OER is spearheading a pilot to understand how renewable distributed generation—in particular, solar power—could potentially reduce the need for costly investments in utility infrastructure to meet growing energy demand.
For more information on the OER System Reliability Procurement Solar DG Pilot Project, please contact Danny Musher at email@example.com.
Energy efficiency and renewable energy provide a suite of well-known energy, economic, and environmental benefits, including the potential for significant cost savings for consumers and businesses who reduce or avoid their on-site energy use. What is not yet fully understood is how these clean energy technologies can potentially produce additional savings by deferring (or possibly eliminating) the need for investment in costly utility infrastructure to meet growing energy demand.

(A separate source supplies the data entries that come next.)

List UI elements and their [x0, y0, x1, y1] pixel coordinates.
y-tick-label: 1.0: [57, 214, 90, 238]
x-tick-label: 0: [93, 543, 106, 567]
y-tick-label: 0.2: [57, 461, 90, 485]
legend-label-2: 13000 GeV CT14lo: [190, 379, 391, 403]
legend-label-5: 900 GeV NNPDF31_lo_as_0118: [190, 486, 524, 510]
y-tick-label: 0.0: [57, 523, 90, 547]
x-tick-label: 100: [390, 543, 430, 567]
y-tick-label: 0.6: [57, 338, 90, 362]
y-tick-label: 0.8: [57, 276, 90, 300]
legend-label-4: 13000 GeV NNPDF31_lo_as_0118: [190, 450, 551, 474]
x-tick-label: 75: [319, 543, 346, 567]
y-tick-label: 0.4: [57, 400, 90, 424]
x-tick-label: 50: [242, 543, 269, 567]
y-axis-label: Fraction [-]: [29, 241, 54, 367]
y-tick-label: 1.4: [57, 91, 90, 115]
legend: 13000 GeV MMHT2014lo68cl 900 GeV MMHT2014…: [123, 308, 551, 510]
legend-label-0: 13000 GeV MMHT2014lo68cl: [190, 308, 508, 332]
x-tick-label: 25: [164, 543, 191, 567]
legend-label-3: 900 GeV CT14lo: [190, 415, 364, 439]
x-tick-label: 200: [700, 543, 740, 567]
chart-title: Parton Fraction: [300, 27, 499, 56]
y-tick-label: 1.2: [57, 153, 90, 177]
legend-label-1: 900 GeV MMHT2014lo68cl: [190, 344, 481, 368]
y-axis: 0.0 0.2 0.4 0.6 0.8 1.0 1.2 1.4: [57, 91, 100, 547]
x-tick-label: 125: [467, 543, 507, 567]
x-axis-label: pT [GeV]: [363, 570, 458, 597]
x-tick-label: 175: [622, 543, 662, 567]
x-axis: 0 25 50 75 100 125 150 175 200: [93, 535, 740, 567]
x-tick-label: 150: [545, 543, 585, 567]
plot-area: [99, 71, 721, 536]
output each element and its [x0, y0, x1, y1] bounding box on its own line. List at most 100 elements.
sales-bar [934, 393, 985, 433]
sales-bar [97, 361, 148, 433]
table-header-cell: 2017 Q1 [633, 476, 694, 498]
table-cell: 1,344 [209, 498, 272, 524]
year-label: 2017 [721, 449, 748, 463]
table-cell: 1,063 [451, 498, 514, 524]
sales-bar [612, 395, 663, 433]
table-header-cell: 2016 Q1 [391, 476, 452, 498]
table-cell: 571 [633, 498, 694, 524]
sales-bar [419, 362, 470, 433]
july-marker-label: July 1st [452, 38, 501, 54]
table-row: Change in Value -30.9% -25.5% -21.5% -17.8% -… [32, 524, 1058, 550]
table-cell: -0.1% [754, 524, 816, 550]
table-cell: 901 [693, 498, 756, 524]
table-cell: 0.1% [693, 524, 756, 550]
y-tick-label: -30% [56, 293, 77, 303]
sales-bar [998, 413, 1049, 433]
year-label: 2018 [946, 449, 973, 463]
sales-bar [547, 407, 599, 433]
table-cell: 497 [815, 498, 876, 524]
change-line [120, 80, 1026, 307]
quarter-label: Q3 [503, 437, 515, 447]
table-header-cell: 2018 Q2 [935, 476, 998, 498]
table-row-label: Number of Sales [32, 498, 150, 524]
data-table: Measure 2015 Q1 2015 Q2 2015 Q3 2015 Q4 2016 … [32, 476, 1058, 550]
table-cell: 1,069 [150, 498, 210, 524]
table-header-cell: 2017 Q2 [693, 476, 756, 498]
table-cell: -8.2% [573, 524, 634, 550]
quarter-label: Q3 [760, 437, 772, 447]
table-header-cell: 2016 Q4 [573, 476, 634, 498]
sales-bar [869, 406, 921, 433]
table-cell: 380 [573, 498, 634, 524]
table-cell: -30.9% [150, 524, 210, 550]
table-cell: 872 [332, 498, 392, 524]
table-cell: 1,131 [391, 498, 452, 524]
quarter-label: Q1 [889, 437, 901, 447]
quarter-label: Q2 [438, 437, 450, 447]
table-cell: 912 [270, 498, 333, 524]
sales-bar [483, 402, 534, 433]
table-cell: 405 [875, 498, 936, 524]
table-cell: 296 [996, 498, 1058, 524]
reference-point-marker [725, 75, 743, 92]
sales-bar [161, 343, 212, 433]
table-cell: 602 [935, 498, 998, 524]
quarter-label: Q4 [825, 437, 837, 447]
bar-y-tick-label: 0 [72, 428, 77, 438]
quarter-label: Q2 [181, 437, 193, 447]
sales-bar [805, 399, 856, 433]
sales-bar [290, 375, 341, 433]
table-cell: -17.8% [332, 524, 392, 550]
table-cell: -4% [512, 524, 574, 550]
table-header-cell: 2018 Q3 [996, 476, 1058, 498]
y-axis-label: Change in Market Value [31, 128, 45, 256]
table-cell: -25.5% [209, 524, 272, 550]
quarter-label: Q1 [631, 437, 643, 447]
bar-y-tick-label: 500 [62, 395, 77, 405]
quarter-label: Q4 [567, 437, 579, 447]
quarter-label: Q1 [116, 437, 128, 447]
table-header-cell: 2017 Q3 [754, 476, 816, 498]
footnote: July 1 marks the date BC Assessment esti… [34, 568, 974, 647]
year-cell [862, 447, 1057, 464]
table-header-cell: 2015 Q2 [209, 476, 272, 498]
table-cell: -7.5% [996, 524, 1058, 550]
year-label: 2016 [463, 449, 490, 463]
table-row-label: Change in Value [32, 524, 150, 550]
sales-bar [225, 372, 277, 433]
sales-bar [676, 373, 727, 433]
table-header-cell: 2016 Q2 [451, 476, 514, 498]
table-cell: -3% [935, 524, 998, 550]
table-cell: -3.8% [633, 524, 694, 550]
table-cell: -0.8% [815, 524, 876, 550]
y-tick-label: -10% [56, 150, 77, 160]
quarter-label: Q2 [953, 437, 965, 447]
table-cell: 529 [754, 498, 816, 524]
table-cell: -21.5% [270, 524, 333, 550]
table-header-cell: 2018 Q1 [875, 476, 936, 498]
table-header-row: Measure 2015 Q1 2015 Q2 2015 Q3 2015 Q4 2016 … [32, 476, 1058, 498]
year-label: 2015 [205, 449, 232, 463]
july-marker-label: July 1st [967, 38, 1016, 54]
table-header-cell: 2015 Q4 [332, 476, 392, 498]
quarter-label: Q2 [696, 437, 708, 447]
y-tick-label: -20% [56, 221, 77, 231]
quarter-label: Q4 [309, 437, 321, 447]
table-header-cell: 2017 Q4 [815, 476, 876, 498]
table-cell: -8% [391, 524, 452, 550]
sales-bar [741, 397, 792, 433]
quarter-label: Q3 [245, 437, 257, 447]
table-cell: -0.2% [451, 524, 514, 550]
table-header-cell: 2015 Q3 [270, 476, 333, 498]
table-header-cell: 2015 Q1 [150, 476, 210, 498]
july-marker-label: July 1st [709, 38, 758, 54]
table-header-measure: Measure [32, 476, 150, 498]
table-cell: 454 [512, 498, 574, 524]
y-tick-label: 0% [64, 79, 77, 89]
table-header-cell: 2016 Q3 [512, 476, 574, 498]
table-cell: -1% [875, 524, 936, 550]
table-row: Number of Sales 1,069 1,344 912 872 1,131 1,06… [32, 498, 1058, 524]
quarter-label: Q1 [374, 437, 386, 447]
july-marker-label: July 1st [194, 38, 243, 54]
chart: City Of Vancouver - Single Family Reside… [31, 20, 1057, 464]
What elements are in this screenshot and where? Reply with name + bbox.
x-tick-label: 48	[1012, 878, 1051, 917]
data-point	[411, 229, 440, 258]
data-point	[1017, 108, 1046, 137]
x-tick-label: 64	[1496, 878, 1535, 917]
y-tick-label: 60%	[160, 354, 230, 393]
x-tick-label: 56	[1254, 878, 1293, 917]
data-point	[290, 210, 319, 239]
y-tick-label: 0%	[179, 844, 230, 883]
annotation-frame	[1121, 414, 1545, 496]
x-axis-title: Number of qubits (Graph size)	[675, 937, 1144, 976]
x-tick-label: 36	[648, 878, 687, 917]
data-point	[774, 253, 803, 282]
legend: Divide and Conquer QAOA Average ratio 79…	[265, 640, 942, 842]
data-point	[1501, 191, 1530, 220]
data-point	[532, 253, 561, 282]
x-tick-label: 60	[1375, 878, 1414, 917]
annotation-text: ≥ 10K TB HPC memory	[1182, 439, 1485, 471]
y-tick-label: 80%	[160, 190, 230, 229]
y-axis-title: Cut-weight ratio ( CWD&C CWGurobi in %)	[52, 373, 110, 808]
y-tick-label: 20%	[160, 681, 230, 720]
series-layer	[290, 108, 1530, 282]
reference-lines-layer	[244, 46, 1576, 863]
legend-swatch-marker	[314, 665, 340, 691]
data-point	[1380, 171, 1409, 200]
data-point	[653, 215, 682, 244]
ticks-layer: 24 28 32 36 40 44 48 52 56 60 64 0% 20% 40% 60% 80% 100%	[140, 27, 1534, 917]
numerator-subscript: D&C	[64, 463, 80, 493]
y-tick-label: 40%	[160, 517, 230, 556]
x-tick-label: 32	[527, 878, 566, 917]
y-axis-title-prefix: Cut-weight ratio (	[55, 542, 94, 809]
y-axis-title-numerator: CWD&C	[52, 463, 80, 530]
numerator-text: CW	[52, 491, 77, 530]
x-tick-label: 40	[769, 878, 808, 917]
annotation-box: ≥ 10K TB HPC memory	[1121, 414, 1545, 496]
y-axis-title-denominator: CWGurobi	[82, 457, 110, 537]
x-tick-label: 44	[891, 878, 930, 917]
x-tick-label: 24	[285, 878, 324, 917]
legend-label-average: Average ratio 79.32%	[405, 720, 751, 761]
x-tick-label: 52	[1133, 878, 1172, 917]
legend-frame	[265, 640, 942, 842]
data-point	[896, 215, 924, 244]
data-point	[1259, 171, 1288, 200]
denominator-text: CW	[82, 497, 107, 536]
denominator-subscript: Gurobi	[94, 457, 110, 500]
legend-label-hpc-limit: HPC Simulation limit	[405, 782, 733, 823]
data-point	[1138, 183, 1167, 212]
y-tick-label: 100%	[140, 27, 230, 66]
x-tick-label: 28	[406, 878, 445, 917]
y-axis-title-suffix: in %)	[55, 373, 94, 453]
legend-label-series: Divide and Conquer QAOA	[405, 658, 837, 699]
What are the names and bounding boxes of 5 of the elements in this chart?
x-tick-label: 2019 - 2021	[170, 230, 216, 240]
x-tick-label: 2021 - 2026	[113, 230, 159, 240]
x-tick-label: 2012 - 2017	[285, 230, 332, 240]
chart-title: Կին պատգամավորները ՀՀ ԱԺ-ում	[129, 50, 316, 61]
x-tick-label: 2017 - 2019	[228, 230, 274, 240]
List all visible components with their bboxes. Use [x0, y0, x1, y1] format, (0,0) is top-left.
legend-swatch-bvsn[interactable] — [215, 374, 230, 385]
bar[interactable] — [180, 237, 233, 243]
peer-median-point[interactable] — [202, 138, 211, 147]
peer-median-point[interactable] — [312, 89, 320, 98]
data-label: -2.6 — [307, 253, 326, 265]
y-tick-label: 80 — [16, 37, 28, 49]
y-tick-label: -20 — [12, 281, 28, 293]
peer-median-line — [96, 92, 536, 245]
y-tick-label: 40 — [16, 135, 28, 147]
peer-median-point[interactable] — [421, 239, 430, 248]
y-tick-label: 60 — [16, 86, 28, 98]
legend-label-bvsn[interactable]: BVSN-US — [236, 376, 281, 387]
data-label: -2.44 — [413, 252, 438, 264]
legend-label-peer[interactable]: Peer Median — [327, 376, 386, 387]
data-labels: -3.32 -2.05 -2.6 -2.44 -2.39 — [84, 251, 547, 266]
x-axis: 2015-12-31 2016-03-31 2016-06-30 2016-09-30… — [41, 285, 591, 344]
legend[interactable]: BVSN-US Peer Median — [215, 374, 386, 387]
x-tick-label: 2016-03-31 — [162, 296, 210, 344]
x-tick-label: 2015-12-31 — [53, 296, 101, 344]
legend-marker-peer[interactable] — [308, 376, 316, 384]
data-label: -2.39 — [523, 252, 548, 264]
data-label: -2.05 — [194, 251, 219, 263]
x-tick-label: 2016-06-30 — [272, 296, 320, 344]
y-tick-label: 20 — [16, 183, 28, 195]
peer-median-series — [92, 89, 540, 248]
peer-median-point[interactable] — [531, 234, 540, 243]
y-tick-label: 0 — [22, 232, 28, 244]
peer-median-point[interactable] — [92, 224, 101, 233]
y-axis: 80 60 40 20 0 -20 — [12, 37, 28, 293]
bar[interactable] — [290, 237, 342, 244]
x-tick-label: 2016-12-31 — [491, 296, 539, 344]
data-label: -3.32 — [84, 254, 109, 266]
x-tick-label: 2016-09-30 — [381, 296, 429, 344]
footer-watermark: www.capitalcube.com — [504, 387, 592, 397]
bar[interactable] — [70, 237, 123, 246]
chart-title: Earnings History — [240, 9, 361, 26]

In 2014, OER and National Grid commissioned a study by Peregrine Energy Group, Inc. to explore how distributed renewable energy—specifically solar—could play a role in Rhode Island’s system reliability efforts. The goal of the study was to better understand the viability, costs, and benefits for solar distributed generation (DG) to reduce peak loads on the electric distribution system, possibly leading to distribution investment deferral.
The Peregrine study considered Rhode Island’s current System Reliability Procurement pilot in the towns of Tiverton and Little Compton and developed: (1) solar deployment options and a proposed configuration for a portfolio of solar DG to meet 250 kW of summer peak load reduction; and (2) an implementation strategy to solicit participation in a pilot and deploy the DG resources.